The quality of the instrumentals on this album is truly excellent, take the last 1:20 of Breaking into heaven as an example of that.They really went to town on getting the sound just right on this album and they really hit the nail on the head. The first few bars of Begging You took 3 weeks of studio time for Squire to perfect and its created a stunning sound.

And Breaking into Heaven brings me to the review by 'jakedeadbody'.
his review was very well written, and i agree totally on the views on sally cinnamon and the old version of elephant stone (the version on the best of album is excellent, however).

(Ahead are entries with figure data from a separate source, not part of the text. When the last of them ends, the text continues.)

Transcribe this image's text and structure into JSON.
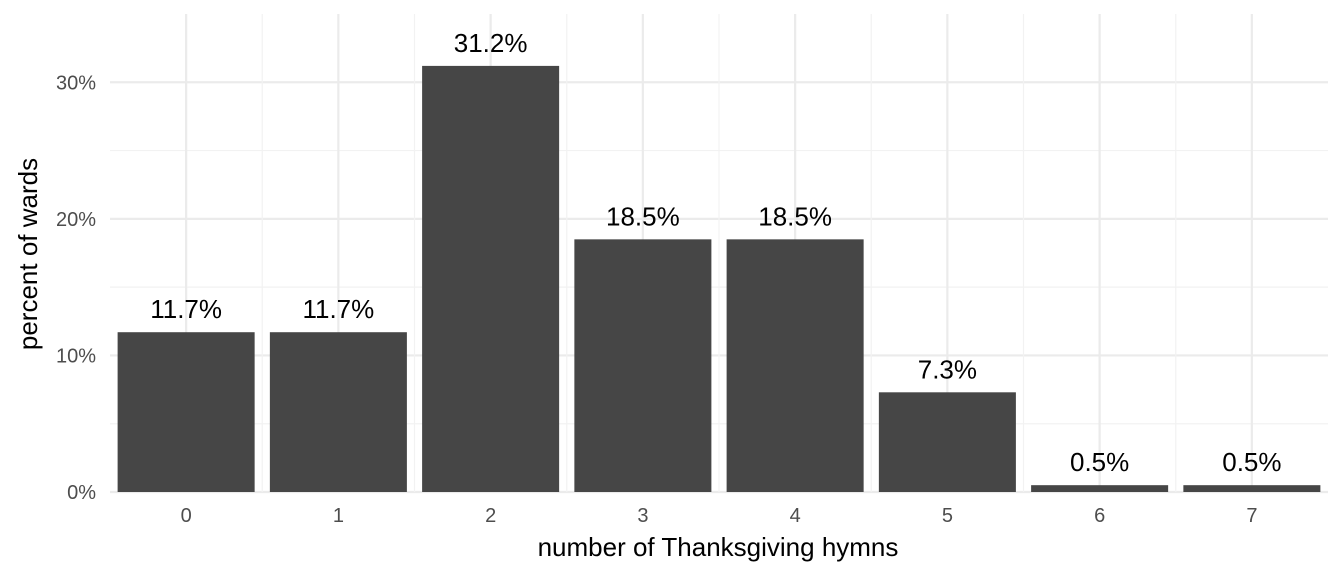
{
  "chart_data": {
    "type": "bar",
    "categories": [
      "0",
      "1",
      "2",
      "3",
      "4",
      "5",
      "6",
      "7"
    ],
    "values": [
      11.7,
      11.7,
      31.2,
      18.5,
      18.5,
      7.3,
      0.5,
      0.5
    ],
    "value_labels": [
      "11.7%",
      "11.7%",
      "31.2%",
      "18.5%",
      "18.5%",
      "7.3%",
      "0.5%",
      "0.5%"
    ],
    "xlabel": "number of Thanksgiving hymns",
    "ylabel": "percent of wards",
    "ylim": [
      0,
      35
    ],
    "yticks": [
      0,
      10,
      20,
      30
    ],
    "ytick_labels": [
      "0%",
      "10%",
      "20%",
      "30%"
    ],
    "grid": true,
    "bar_color": "#464646",
    "grid_color": "#ebebeb"
  }
}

In my opinion though, his views typify the way this album is taken in the wrong light. You say Portishead's Dummy, Jeff Buckley's Grace, Beck's Mellow Gold and Blur's Parklife are infinitely better. But with Breaking into Heaven, instrumentally none of them get anywhere near it. And believe me, i love those songs with the exception of Parklife.

Love Spreads, begging you and tightrope are true classics in their own right, at a time when the band were on a completely new level.

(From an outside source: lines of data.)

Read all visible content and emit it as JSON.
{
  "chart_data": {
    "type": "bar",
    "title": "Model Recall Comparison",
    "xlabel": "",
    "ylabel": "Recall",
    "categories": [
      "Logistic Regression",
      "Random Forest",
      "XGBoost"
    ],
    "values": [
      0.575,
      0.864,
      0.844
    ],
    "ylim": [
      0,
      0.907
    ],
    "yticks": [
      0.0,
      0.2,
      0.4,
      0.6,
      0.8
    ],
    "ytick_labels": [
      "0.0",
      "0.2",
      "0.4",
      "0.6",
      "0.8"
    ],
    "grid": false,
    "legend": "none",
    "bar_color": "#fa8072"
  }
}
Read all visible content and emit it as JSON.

Sadly for them, the nations taste in music was changing, making way for the catchy britpop. The Stone Roses are still the best indie band, they completely changed everything. The first album can't have been a fluke, as the second one was even better. I just always feel that those who describe it as a disappointment either haven't listened to it properly, or they just don't 'get it'.

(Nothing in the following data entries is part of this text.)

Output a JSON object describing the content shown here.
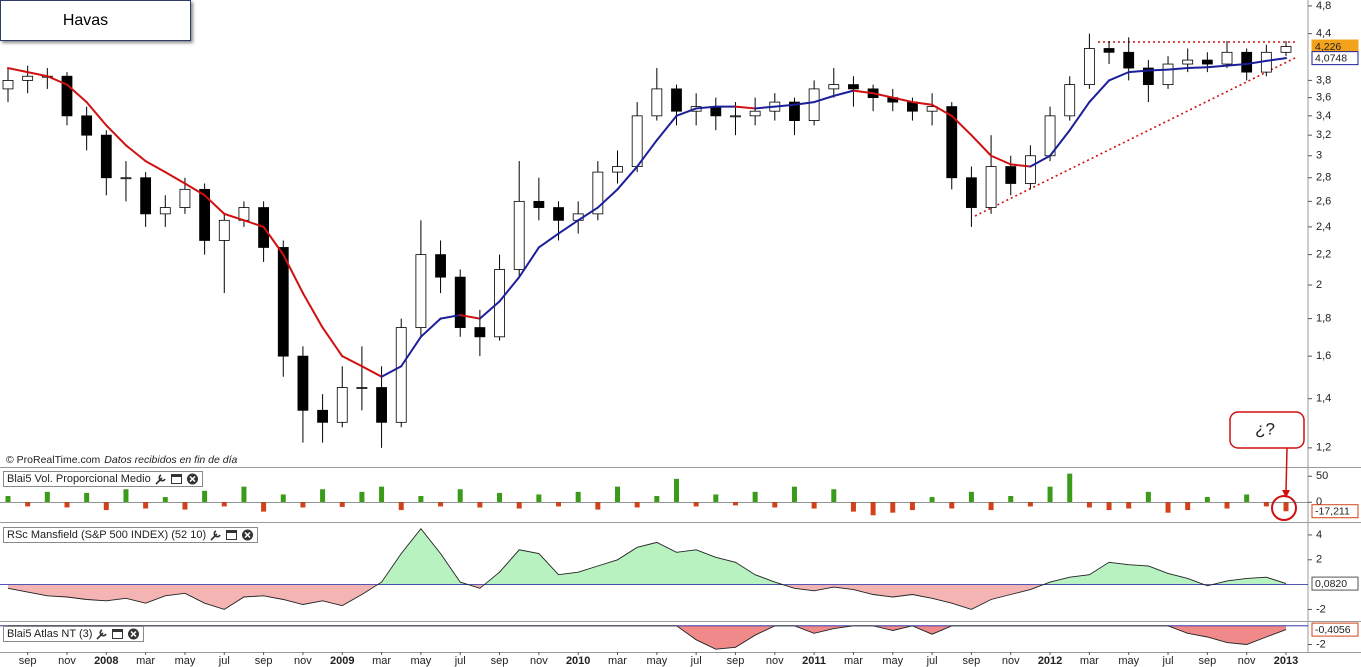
{
  "chart_data": [
    {
      "type": "candlestick",
      "title": "Havas",
      "source": "© ProRealTime.com",
      "source_note": "Datos recibidos en fin de día",
      "annotation": "¿?",
      "categories": [
        null,
        "sep",
        null,
        "nov",
        null,
        "2008",
        null,
        "mar",
        null,
        "may",
        null,
        "jul",
        null,
        "sep",
        null,
        "nov",
        null,
        "2009",
        null,
        "mar",
        null,
        "may",
        null,
        "jul",
        null,
        "sep",
        null,
        "nov",
        null,
        "2010",
        null,
        "mar",
        null,
        "may",
        null,
        "jul",
        null,
        "sep",
        null,
        "nov",
        null,
        "2011",
        null,
        "mar",
        null,
        "may",
        null,
        "jul",
        null,
        "sep",
        null,
        "nov",
        null,
        "2012",
        null,
        "mar",
        null,
        "may",
        null,
        "jul",
        null,
        "sep",
        null,
        "nov",
        null,
        "2013"
      ],
      "open": [
        3.7,
        3.8,
        3.85,
        3.85,
        3.4,
        3.2,
        2.8,
        2.8,
        2.5,
        2.55,
        2.7,
        2.3,
        2.45,
        2.55,
        2.25,
        1.6,
        1.35,
        1.3,
        1.45,
        1.45,
        1.3,
        1.75,
        2.2,
        2.05,
        1.75,
        1.7,
        2.1,
        2.6,
        2.55,
        2.45,
        2.5,
        2.85,
        2.9,
        3.4,
        3.7,
        3.45,
        3.5,
        3.4,
        3.4,
        3.45,
        3.55,
        3.35,
        3.7,
        3.75,
        3.7,
        3.6,
        3.55,
        3.45,
        3.5,
        2.8,
        2.55,
        2.9,
        2.75,
        3.0,
        3.4,
        3.75,
        4.2,
        4.15,
        3.95,
        3.75,
        4.0,
        4.05,
        4.0,
        4.15,
        3.9,
        4.15
      ],
      "high": [
        3.95,
        3.98,
        3.95,
        3.9,
        3.5,
        3.25,
        2.95,
        2.85,
        2.65,
        2.8,
        2.75,
        2.5,
        2.6,
        2.6,
        2.3,
        1.65,
        1.42,
        1.55,
        1.65,
        1.55,
        1.8,
        2.45,
        2.3,
        2.1,
        1.85,
        2.2,
        2.95,
        2.8,
        2.6,
        2.6,
        2.95,
        3.05,
        3.55,
        3.95,
        3.75,
        3.65,
        3.6,
        3.55,
        3.6,
        3.65,
        3.6,
        3.8,
        3.95,
        3.85,
        3.75,
        3.7,
        3.6,
        3.65,
        3.55,
        2.9,
        3.2,
        3.0,
        3.1,
        3.5,
        3.85,
        4.4,
        4.3,
        4.35,
        4.05,
        4.1,
        4.2,
        4.15,
        4.3,
        4.2,
        4.25,
        4.3
      ],
      "low": [
        3.55,
        3.65,
        3.7,
        3.3,
        3.05,
        2.65,
        2.6,
        2.4,
        2.4,
        2.5,
        2.2,
        1.95,
        2.4,
        2.15,
        1.5,
        1.22,
        1.22,
        1.28,
        1.35,
        1.2,
        1.28,
        1.7,
        1.95,
        1.7,
        1.6,
        1.68,
        2.05,
        2.45,
        2.3,
        2.35,
        2.45,
        2.75,
        2.85,
        3.35,
        3.3,
        3.3,
        3.25,
        3.2,
        3.3,
        3.35,
        3.2,
        3.3,
        3.6,
        3.5,
        3.45,
        3.45,
        3.35,
        3.3,
        2.7,
        2.4,
        2.5,
        2.65,
        2.7,
        2.95,
        3.35,
        3.7,
        4.0,
        3.8,
        3.55,
        3.7,
        3.9,
        3.9,
        3.95,
        3.8,
        3.85,
        4.1
      ],
      "close": [
        3.8,
        3.85,
        3.85,
        3.4,
        3.2,
        2.8,
        2.8,
        2.5,
        2.55,
        2.7,
        2.3,
        2.45,
        2.55,
        2.25,
        1.6,
        1.35,
        1.3,
        1.45,
        1.45,
        1.3,
        1.75,
        2.2,
        2.05,
        1.75,
        1.7,
        2.1,
        2.6,
        2.55,
        2.45,
        2.5,
        2.85,
        2.9,
        3.4,
        3.7,
        3.45,
        3.5,
        3.4,
        3.4,
        3.45,
        3.55,
        3.35,
        3.7,
        3.75,
        3.7,
        3.6,
        3.55,
        3.45,
        3.5,
        2.8,
        2.55,
        2.9,
        2.75,
        3.0,
        3.4,
        3.75,
        4.2,
        4.15,
        3.95,
        3.75,
        4.0,
        4.05,
        4.0,
        4.15,
        3.9,
        4.15,
        4.226
      ],
      "value_labels": [
        null,
        null,
        null,
        null,
        null,
        null,
        null,
        null,
        null,
        null,
        null,
        null,
        null,
        null,
        null,
        null,
        null,
        null,
        null,
        null,
        null,
        null,
        null,
        null,
        null,
        null,
        null,
        null,
        null,
        null,
        null,
        null,
        null,
        null,
        null,
        null,
        null,
        null,
        null,
        null,
        null,
        null,
        null,
        null,
        null,
        null,
        null,
        null,
        null,
        null,
        null,
        null,
        null,
        null,
        null,
        null,
        null,
        null,
        null,
        null,
        null,
        null,
        null,
        null,
        null,
        "4,226"
      ],
      "up_color": "#ffffff",
      "down_color": "#000000",
      "label_color": "#f5a21b",
      "moving_average": {
        "values": [
          3.95,
          3.9,
          3.85,
          3.75,
          3.55,
          3.3,
          3.1,
          2.95,
          2.85,
          2.75,
          2.65,
          2.5,
          2.45,
          2.4,
          2.2,
          1.95,
          1.75,
          1.6,
          1.55,
          1.5,
          1.55,
          1.7,
          1.8,
          1.82,
          1.8,
          1.9,
          2.05,
          2.25,
          2.35,
          2.45,
          2.55,
          2.7,
          2.9,
          3.15,
          3.4,
          3.48,
          3.5,
          3.5,
          3.48,
          3.5,
          3.52,
          3.55,
          3.62,
          3.68,
          3.65,
          3.6,
          3.55,
          3.52,
          3.4,
          3.2,
          3.0,
          2.92,
          2.9,
          3.0,
          3.25,
          3.55,
          3.8,
          3.9,
          3.92,
          3.93,
          3.95,
          3.96,
          3.98,
          4.0,
          4.04,
          4.0748
        ],
        "value_labels": [
          null,
          null,
          null,
          null,
          null,
          null,
          null,
          null,
          null,
          null,
          null,
          null,
          null,
          null,
          null,
          null,
          null,
          null,
          null,
          null,
          null,
          null,
          null,
          null,
          null,
          null,
          null,
          null,
          null,
          null,
          null,
          null,
          null,
          null,
          null,
          null,
          null,
          null,
          null,
          null,
          null,
          null,
          null,
          null,
          null,
          null,
          null,
          null,
          null,
          null,
          null,
          null,
          null,
          null,
          null,
          null,
          null,
          null,
          null,
          null,
          null,
          null,
          null,
          null,
          null,
          "4,0748"
        ],
        "up_color": "#1b1f9a",
        "down_color": "#d01010"
      },
      "log_scale": true,
      "grid": false,
      "ylim": [
        1.13,
        4.89
      ],
      "yticks": [
        {
          "value": 1.2,
          "label": "1,2"
        },
        {
          "value": 1.4,
          "label": "1,4"
        },
        {
          "value": 1.6,
          "label": "1,6"
        },
        {
          "value": 1.8,
          "label": "1,8"
        },
        2,
        {
          "value": 2.2,
          "label": "2,2"
        },
        {
          "value": 2.4,
          "label": "2,4"
        },
        {
          "value": 2.6,
          "label": "2,6"
        },
        {
          "value": 2.8,
          "label": "2,8"
        },
        3,
        {
          "value": 3.2,
          "label": "3,2"
        },
        {
          "value": 3.4,
          "label": "3,4"
        },
        {
          "value": 3.6,
          "label": "3,6"
        },
        {
          "value": 3.8,
          "label": "3,8"
        },
        {
          "value": 4.4,
          "label": "4,4"
        },
        {
          "value": 4.8,
          "label": "4,8"
        }
      ]
    },
    {
      "type": "bar",
      "title": "Blai5 Vol. Proporcional Medio",
      "values": [
        12,
        -8,
        20,
        -10,
        18,
        -15,
        25,
        -12,
        10,
        -14,
        22,
        -8,
        30,
        -18,
        15,
        -10,
        25,
        -9,
        20,
        30,
        -15,
        12,
        -8,
        25,
        -10,
        18,
        -12,
        15,
        -8,
        20,
        -14,
        30,
        -10,
        12,
        45,
        -8,
        15,
        -6,
        20,
        -10,
        30,
        -12,
        25,
        -18,
        -25,
        -20,
        -15,
        10,
        -12,
        20,
        -15,
        12,
        -8,
        30,
        55,
        -10,
        -15,
        -12,
        20,
        -20,
        -15,
        10,
        -12,
        15,
        -8,
        -17.211
      ],
      "value_labels": [
        null,
        null,
        null,
        null,
        null,
        null,
        null,
        null,
        null,
        null,
        null,
        null,
        null,
        null,
        null,
        null,
        null,
        null,
        null,
        null,
        null,
        null,
        null,
        null,
        null,
        null,
        null,
        null,
        null,
        null,
        null,
        null,
        null,
        null,
        null,
        null,
        null,
        null,
        null,
        null,
        null,
        null,
        null,
        null,
        null,
        null,
        null,
        null,
        null,
        null,
        null,
        null,
        null,
        null,
        null,
        null,
        null,
        null,
        null,
        null,
        null,
        null,
        null,
        null,
        null,
        "-17,211"
      ],
      "up_color": "#3a9b1a",
      "down_color": "#d2421a",
      "ylim": [
        -36,
        62
      ],
      "yticks": [
        50,
        0
      ]
    },
    {
      "type": "area",
      "title": "RSc Mansfield (S&P 500 INDEX) (52 10)",
      "values": [
        -0.3,
        -0.6,
        -0.9,
        -1.0,
        -1.2,
        -1.3,
        -1.1,
        -1.5,
        -0.9,
        -0.7,
        -1.5,
        -2.0,
        -1.0,
        -0.9,
        -1.2,
        -1.6,
        -1.3,
        -1.7,
        -0.8,
        0.2,
        2.5,
        4.5,
        2.5,
        0.2,
        -0.3,
        1.0,
        2.8,
        2.5,
        0.8,
        1.0,
        1.5,
        2.0,
        3.0,
        3.4,
        2.6,
        2.8,
        2.2,
        1.8,
        0.8,
        0.2,
        -0.3,
        -0.5,
        -0.2,
        -0.4,
        -0.8,
        -1.0,
        -0.8,
        -1.1,
        -1.5,
        -2.0,
        -1.2,
        -0.8,
        -0.4,
        0.2,
        0.6,
        0.8,
        1.8,
        1.6,
        1.5,
        0.9,
        0.5,
        -0.1,
        0.3,
        0.5,
        0.6,
        0.082
      ],
      "value_labels": [
        null,
        null,
        null,
        null,
        null,
        null,
        null,
        null,
        null,
        null,
        null,
        null,
        null,
        null,
        null,
        null,
        null,
        null,
        null,
        null,
        null,
        null,
        null,
        null,
        null,
        null,
        null,
        null,
        null,
        null,
        null,
        null,
        null,
        null,
        null,
        null,
        null,
        null,
        null,
        null,
        null,
        null,
        null,
        null,
        null,
        null,
        null,
        null,
        null,
        null,
        null,
        null,
        null,
        null,
        null,
        null,
        null,
        null,
        null,
        null,
        null,
        null,
        null,
        null,
        null,
        "0,0820"
      ],
      "up_color": "#b8f2c0",
      "down_color": "#f4b4b4",
      "ylim": [
        -2.85,
        4.88
      ],
      "yticks": [
        4,
        2,
        -2
      ]
    },
    {
      "type": "area",
      "title": "Blai5 Atlas NT (3)",
      "values": [
        0,
        0,
        0,
        0,
        0,
        0,
        0,
        0,
        0,
        0,
        0,
        0,
        0,
        0,
        0,
        0,
        0,
        0,
        0,
        0,
        0,
        0,
        0,
        0,
        0,
        0,
        0,
        0,
        0,
        0,
        0,
        0,
        0,
        0,
        0,
        -1.5,
        -2.5,
        -2.3,
        -1.0,
        0,
        0,
        -0.8,
        -0.3,
        0,
        0,
        -0.5,
        0,
        -0.9,
        0,
        0,
        0,
        0,
        0,
        0,
        0,
        0,
        0,
        0,
        0,
        0,
        -0.8,
        -1.2,
        -1.8,
        -2.0,
        -1.2,
        -0.4056
      ],
      "value_labels": [
        null,
        null,
        null,
        null,
        null,
        null,
        null,
        null,
        null,
        null,
        null,
        null,
        null,
        null,
        null,
        null,
        null,
        null,
        null,
        null,
        null,
        null,
        null,
        null,
        null,
        null,
        null,
        null,
        null,
        null,
        null,
        null,
        null,
        null,
        null,
        null,
        null,
        null,
        null,
        null,
        null,
        null,
        null,
        null,
        null,
        null,
        null,
        null,
        null,
        null,
        null,
        null,
        null,
        null,
        null,
        null,
        null,
        null,
        null,
        null,
        null,
        null,
        null,
        null,
        null,
        "-0,4056"
      ],
      "up_color": "#b8f2c0",
      "down_color": "#f08a8a",
      "ylim": [
        -2.8,
        0.3
      ],
      "yticks": [
        -2
      ]
    }
  ]
}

 ultimately the best album i've ever listened to!

| | See all hanging's reviews (1)

I have all three of there albums and I definitely think that this one has to be the best by a long run... tightrope, begging you are all great tracks but my absolute favorite is, Tears-What a song! Don't know why some people are just listening to their first album... You're seriously missing out!!!
And others that are slating this-must just not "get it!"

 Second chance? No thanks!

| | See all jacobitos's reviews (15)

I guess I'm in a fairly unique position in that the (eventual) release of this much-maligned album coincided with my rejection of indie music when I was at college (ah, ever the fickle student!). As a consequence, aside from Love Spreads (the soundtrack to a particularly messy acid-fried night, but the less said about that the better), I hadn't heard the Second Coming from start to finish until very recently. Worth the wait? Hell no!

I adored the first album - who didn't? - but this is really very poor indeed. Obviously, there was no way the boys could've met the expectation heaped upon them at the time, but it's been 15 years since Second Coming's release and it's safe to say it doesn't even come close to album number one. In fact, I'll go out on a limb (probably running the risk of condemnation) and state that the band's first album looks suspiciously like a fluke. Fool's Gold was an important single at the time, but otherwise, the Stone Roses haven't really weathered that well. Early singles like Sally Cinnamon and Elephant Stone sound horribly dated and are certainly no match for any act of the period held in similarly high regard to this day (step forward the Smiths).

Although the entire project is pretty flawed overall, the worst thing has to be Ian Brown's voice. Never have his critics had a better example of his lack of vocal prowess and, while an inability to sing has presented no handicap for a great many fantastic vocalists over the years, the fact that John Squire seems so keen to steer the music into the realms of Led Zeppelin (the unashamed rip off of Stairway to Heaven on the track Tears is one especially blatant reference) only shows up Brown's weediness in the vocal department. Robert Plant he ain't. It's this confusion and lack of direction that causes the Second Coming to derail. A five-year jam session committed to record doesn't make for a great album. Time to take off those rose-coloured spectacles and bear in mind, 1994 also saw the release of Portishead's Dummy, Jeff Buckley's Grace, Beck's Mellow Gold, Blur's Parklife - all of them infinitely better, considerably more timeless albums than this one.



| | See all suzie84's reviews (4)

i love this album, it is superb from start to finish and is seriously an album to add to your collection, you are missing out if you dont buy this!!